Centrostorico 

Centro storico e spaccio, l’associazione dei senegalesi chiede e offre collaborazione

Mamadou Bousso, presidente dell’associazione Unione immigrati senegalesi di Genova, risponde alla lettera aperta di don Rinaldo Resecco, parroco della chiesa di San Sisto, che aveva denunciato la presenza invadente di molti pusher centroafricani: «Sarebbe necessario un coinvolgimento maggiore della cittadinanza e soprattutto delle istituzioni, che spesso latitano e sottovalutano quanto il nostro apporto possa influire su un miglioramento. Siamo comunque pronti ad impegnarci per far fronte comune contro l’illegalità in Via Prè , di qualunque nazionalità»

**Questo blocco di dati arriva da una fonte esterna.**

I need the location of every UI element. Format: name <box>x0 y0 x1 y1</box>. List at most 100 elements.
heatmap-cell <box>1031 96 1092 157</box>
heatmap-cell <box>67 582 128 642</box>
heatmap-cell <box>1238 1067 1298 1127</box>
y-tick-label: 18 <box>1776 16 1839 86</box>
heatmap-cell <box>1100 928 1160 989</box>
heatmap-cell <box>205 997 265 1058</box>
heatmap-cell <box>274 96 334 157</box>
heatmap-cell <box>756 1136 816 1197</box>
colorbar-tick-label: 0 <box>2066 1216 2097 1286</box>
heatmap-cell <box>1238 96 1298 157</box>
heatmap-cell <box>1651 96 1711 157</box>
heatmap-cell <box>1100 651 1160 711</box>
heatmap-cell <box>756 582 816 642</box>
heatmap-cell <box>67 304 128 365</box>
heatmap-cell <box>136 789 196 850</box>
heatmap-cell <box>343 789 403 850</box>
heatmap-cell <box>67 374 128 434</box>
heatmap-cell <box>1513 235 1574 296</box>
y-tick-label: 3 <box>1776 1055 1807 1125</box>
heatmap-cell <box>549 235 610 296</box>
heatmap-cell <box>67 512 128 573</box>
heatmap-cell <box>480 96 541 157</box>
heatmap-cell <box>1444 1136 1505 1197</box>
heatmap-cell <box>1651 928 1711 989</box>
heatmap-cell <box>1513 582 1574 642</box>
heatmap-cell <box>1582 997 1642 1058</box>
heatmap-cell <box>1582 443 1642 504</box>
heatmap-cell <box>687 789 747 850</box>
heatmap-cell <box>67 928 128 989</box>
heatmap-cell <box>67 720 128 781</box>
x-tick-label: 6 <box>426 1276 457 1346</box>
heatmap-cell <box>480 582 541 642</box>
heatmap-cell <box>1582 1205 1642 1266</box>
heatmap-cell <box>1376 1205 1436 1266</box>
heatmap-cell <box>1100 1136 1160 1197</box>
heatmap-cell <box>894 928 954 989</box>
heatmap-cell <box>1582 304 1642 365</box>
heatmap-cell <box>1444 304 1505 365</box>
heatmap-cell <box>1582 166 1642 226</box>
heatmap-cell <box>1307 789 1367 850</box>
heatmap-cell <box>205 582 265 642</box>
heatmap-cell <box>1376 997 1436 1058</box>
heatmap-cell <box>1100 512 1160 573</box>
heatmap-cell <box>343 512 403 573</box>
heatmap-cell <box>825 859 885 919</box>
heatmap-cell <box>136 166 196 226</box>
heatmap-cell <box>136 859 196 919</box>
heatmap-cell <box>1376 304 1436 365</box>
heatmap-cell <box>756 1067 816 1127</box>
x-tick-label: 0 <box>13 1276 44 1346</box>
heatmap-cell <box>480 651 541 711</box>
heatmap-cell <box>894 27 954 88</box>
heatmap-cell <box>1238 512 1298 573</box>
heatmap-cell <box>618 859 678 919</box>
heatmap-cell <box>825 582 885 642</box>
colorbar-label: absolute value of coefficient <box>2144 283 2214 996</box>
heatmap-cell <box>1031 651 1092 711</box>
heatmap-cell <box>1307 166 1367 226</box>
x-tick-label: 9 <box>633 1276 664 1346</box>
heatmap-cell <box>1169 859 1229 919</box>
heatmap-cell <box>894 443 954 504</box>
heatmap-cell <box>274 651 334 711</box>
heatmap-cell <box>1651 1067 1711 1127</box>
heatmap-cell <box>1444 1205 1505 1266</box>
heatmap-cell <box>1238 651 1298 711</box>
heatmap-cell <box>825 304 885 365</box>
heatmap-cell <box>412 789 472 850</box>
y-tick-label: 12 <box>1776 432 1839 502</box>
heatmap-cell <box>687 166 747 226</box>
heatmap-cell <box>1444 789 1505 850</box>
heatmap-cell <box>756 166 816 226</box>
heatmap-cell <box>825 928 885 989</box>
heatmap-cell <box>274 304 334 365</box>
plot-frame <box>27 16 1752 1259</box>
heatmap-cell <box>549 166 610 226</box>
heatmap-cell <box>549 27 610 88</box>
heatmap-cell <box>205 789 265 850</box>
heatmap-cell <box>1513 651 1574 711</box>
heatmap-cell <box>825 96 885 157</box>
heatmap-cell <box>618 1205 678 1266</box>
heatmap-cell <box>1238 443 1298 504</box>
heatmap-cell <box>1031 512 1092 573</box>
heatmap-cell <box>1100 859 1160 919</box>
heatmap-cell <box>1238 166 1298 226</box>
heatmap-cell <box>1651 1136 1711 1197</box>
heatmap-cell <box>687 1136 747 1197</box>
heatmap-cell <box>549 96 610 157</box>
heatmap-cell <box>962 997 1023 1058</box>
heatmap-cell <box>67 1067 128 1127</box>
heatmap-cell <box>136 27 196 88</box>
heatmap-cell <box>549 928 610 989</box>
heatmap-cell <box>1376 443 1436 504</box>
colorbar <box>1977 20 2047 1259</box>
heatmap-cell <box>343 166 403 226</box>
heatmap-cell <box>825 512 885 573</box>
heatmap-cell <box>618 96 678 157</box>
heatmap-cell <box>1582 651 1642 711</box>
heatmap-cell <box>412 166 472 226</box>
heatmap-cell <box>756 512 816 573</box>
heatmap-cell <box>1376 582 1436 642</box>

«La nostra associazione è consapevole della situazione di disagio e di degrado che vivono buona parte degli abitanti di via Prè, di cui una porzione considerevole è anch’essa senegalese, e ne siamo amareggiati – scrive Mamadou Bousso -. Da anni cerchiamo di lavorare con i ragazzi e le famiglie dei giovani coinvolti in queste attività illegali, purtroppo non riuscendo ad ottenere risultati troppo evidenti. Essendo una situazione così delicata e grave, sarebbe necessario un coinvolgimento maggiore della cittadinanza e soprattutto delle istituzioni, che spesso latitano e sottovalutano quanto il nostro apporto possa influire su un miglioramento. Siamo comunque pronti ad impegnarci per far fronte comune contro l’illegalità in Via Prè , di qualunque nazionalità. Caro Padre Rinaldo, quindi, ci rivolgiamo direttamente a lei, in quanto uomo di Vangelo e di Misericordia, per proporle un cammino comune contro il deterioramento di questa zona a noi tanto cara, speriamo di trovare disponibilità a collaborare con noi per trovare soluzioni condivise».

Secondo padre Rinaldo Resecco «Decine e decine di giovani e giovanissimi, perlopiù senegalesi, si danno il cambio per spacciare tra lo slargo sopra piazza dello Statuto, fino a via delle Fontane, specialmente di fronte a vico Sant’Antonio nel tratto superiore e inferiore, con una modalità invadente e arrogante che supera ogni immaginazione. Ormai la strada è loro: “questo è il nostro lavoro”. dicono, “voi siete razzisti”. È un viavai continuo di spacciatori e loro clienti, che affliggono amaramente questo povero territorio». Il sacerdote aveva aggiunto che un «enorme traffico di droga» affligge la zona da anni. Ma aveva aggiunto che il fenomeno criminoso «in questi ultimi tempi ha assunto proporzioni veramente sorprendenti».